Zikredilen manasına gelen Tezkire, şairlerin biyografisini içeren bir eserdir. Tezkire bir diğer adıyla da Tezkiretü’ş Şuara, şairlerin hayat hikayelerini, eser adlarını ve örnek eserlerini muhteva eder.
Tezkiler genel olarak üç bölümden oluşmaktadır. İlk bölümde giriş yapılır ve eserin yazılma sebebi, dönemin şiir anlayışı ile eserin sunulduğu kişi hakkında övgüler yer alır. İkinci bölümde ise şairlerle ilgili gerek hayat gerekse edebi özellikleriyle ilgili bilgiler verilir. Bitiş olan son bölümde ise eserin yazılış hakkında bilgiler ile dualar yer almaktadır.

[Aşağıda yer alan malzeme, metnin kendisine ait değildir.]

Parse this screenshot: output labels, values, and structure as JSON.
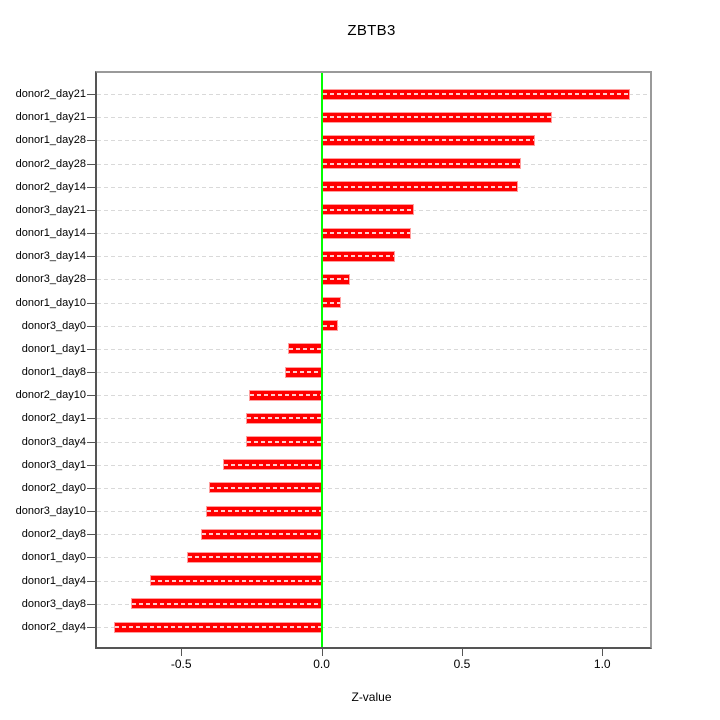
{
  "chart_data": {
    "type": "bar",
    "orientation": "horizontal",
    "title": "ZBTB3",
    "xlabel": "Z-value",
    "ylabel": "",
    "categories": [
      "donor2_day21",
      "donor1_day21",
      "donor1_day28",
      "donor2_day28",
      "donor2_day14",
      "donor3_day21",
      "donor1_day14",
      "donor3_day14",
      "donor3_day28",
      "donor1_day10",
      "donor3_day0",
      "donor1_day1",
      "donor1_day8",
      "donor2_day10",
      "donor2_day1",
      "donor3_day4",
      "donor3_day1",
      "donor2_day0",
      "donor3_day10",
      "donor2_day8",
      "donor1_day0",
      "donor1_day4",
      "donor3_day8",
      "donor2_day4"
    ],
    "values": [
      1.1,
      0.82,
      0.76,
      0.71,
      0.7,
      0.33,
      0.32,
      0.26,
      0.1,
      0.07,
      0.06,
      -0.12,
      -0.13,
      -0.26,
      -0.27,
      -0.27,
      -0.35,
      -0.4,
      -0.41,
      -0.43,
      -0.48,
      -0.61,
      -0.68,
      -0.74
    ],
    "xlim": [
      -0.8,
      1.17
    ],
    "x_ticks": [
      {
        "label": "-0.5",
        "value": -0.5
      },
      {
        "label": "0.0",
        "value": 0.0
      },
      {
        "label": "0.5",
        "value": 0.5
      },
      {
        "label": "1.0",
        "value": 1.0
      }
    ],
    "grid": "horizontal-dashed-per-category",
    "legend_position": "none",
    "zero_reference_line": 0.0,
    "colors": {
      "bar": "#ff0000",
      "bar_border": "#ff9e9e",
      "zero_line": "#00ff00",
      "grid": "#d9d9d9",
      "box": "#9a9a9a",
      "axis": "#555555",
      "text": "#000000"
    }
  }
}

Biyografiler her ne kadar nesnel bir tavırla yazılmaya çalışılsa da aynı özellikle tezkirelerde geçerli değildir. Tezkirelerde şair hakkında öznel düşünceler sanatlı bir üslupla bolca yer almaktadır.
Türk Edebiyatında Tezkire
Türk edebiyatında yazılan ilk tezkire örneği olarak Ali Şir Nevai’nin “Mecalisü’n Nefais” adlı eseri kabul görür. Çağatay sahasında yazılan bu eserin tarihi ise 15. yüzyıldır. Anadolu’da yazılan ilk tezkire eseri ise Sehi Bey’in Heşt Behişt’idir.
Türk edebiyatı tezkireler bakımından oldukça zengindir. Bu tezkireler dışında Latifi’nin Latifi Tezkiresi, Aşık Çelebi’nin Meşair-üş-Şuara, Kınalızade Hasan Çelebi’nin Kınalızade Tezkiresi bilinen tezkirelerdendir.